L’unica data italiana di Talib Kweli a Bologna è un manifesto old school

Il rapper, tra i maggiori esponenti del conscious rap East Coast, è tornato nel nostro paese per un’unica data. A distanza di nemmeno un mese dal live di Havoc dei Mobb Deep, il Locomotiv di Bologna ospita – sempre grazie a Soul Food Promotions – uno degli mc più rappresentativi di New York: Talib Kweli. Lo storico rapper di Brooklyn ha scelto infatti il capoluogo emiliano come unica città italiana del suo tour europeo. Articolo a cura di Filippo Santin.

Appena entrati, prima del live, l’atmosfera è molto rilassata. Purtroppo, complice forse anche il fatto che fosse domenica sera, il pubblico non è accorso in massa. Ciò tuttavia ha permesso di creare un clima per così dire intimo, pacato.

A scaldare gli animi ci pensa subito il dj che accompagna Talib Kweli, il quale dopo essersi messo alla console spara alcuni banger classici del rap di New York: da “Simon Says” di Pharoahe Monch a “Ante Up” degli M.O.P., con i quali è impossibile non muovere la testa.

Pochi minuti dopo sul palco appare finalmente Talib, con indosso un cappellino mimetico, baggy jeans e un felpone nero. C’è tempo soltanto per un rapido ma affettuoso saluto, e poi si comincia subito a rappare, come vuole la nobile arte del rap vecchia scuola. L’mc newyorchese aizza il pubblico ma senza esagerare, bilanciando con un certo tono morbido che fa parte anche della sua musica, nelle sue sfumature più soul.

A proposito di soul, il live diventa fin da subito anche un modo per celebrare il nome di Angie Stone, cantante purtroppo appena scomparsa, e che di questo genere è stato una delle più note rappresentanti dall’inizio degli anni Duemila – sullo schermo scorrono le immagini del video della sua “Brotha”.

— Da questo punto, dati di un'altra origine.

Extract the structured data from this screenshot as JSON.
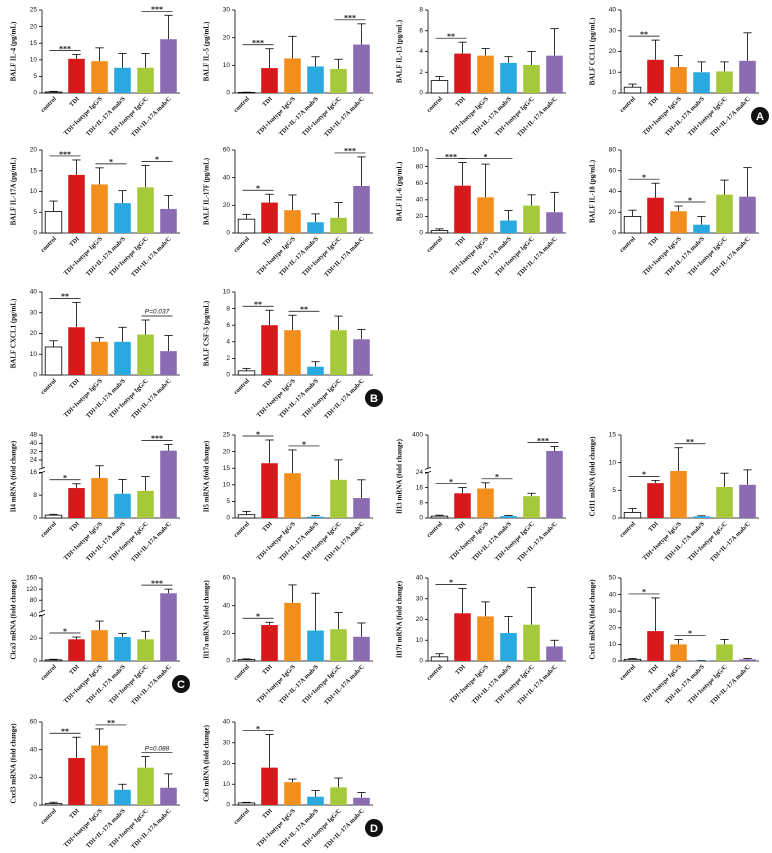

Talib, seguendo questo mood, continua cantando “Hot Thing”, realizzata in collaborazione con will.i.am, per poi indugiare ancora sul suo lato più romantico, con “Never Been In Love Before”. Tant’è che fra un pezzo e l’altro chiederà sorridendo al pubblico: “Credete nell’amore?”. Ma c’è spazio anche per la politica nei discorsi di Talib, come da sempre c’è ampio spazio per questo tema nella sua musica. Inneggerà infatti il pubblico a resistere al fascismo di questi ultimi tempi, e per sostenere il messaggio in sottofondo comincerà a risuonare “FDT (Fuck Donald Trump)” di YG e Nipsey Hussle.

Da qui in poi vengono celebrati altri personaggi che hanno gravitato intorno alla musica del rapper, e che sono purtroppo scomparsi: da MF Doom a J Dilla, di cui viene ricordata l’opera, replicando sul palco pezzi come “Raw Shit”, o Baatin degli Slum Village, rappando sul beat della loro “Fall In Love”, realizzato da J Dilla stesso.

C’è spazio inoltre per celebrare le radici reggae/giamaicane dell’hip-hop, quando il dj fa suonare classici come “One Blood” di Junior Reid o “Bam Bam” di Sister Nancy, per poi proseguire con uno dei pezzi più celebri e attesi di Talib Kweli: ovvero “Definition”, realizzato con Mos Def, e che è contenuto nel loro album cult del 1998, “Mos Def & Talib Kweli are Black Star”, pietra miliare dell’hip-hop East Coast.

Successivamente il rap old school di New York viene esaltato di nuovo, quando Talib decide di rappare sulla strumentale di “Check The Rhime” degli A Tribe Called Quest, e viene inoltre esaltata la sua serie di collaborazioni con Madlib, geniale producer californiano che è un mito per tutti gli appassionati del rap più alternative e ricercato.

Lo show continua fino a “Get By”, la hit del 2003 prodotta da Kanye West e con cui probabilmente Talib è più conosciuto. Sembra sia l’ultimo pezzo della serata, ma in realtà c’è spazio per un altro paio di hit, tra cui la bellissima “Respiration” dei Blackstar, che viene rappata mentre alle spalle scorrono le immagini del video in bianco e nero, con anche Mos Def e Common che si muovono tra i palazzoni popolari della New York anni Novanta.

È stato dunque un concerto che ha voluto non soltanto preservare dall’oblio un certo modo di concepire l’hip-hop, con le sue radici vecchia scuola di stampo newyorchese, ma anche rimarcarne il lato politico, da tempo ormai un po’ perduto, così come i generi da cui esso si è sviluppato, ricordando tutti coloro senza i quali, anche indirettamente, questa cultura che coinvolge milioni di persone nel mondo non sarebbe mai nata.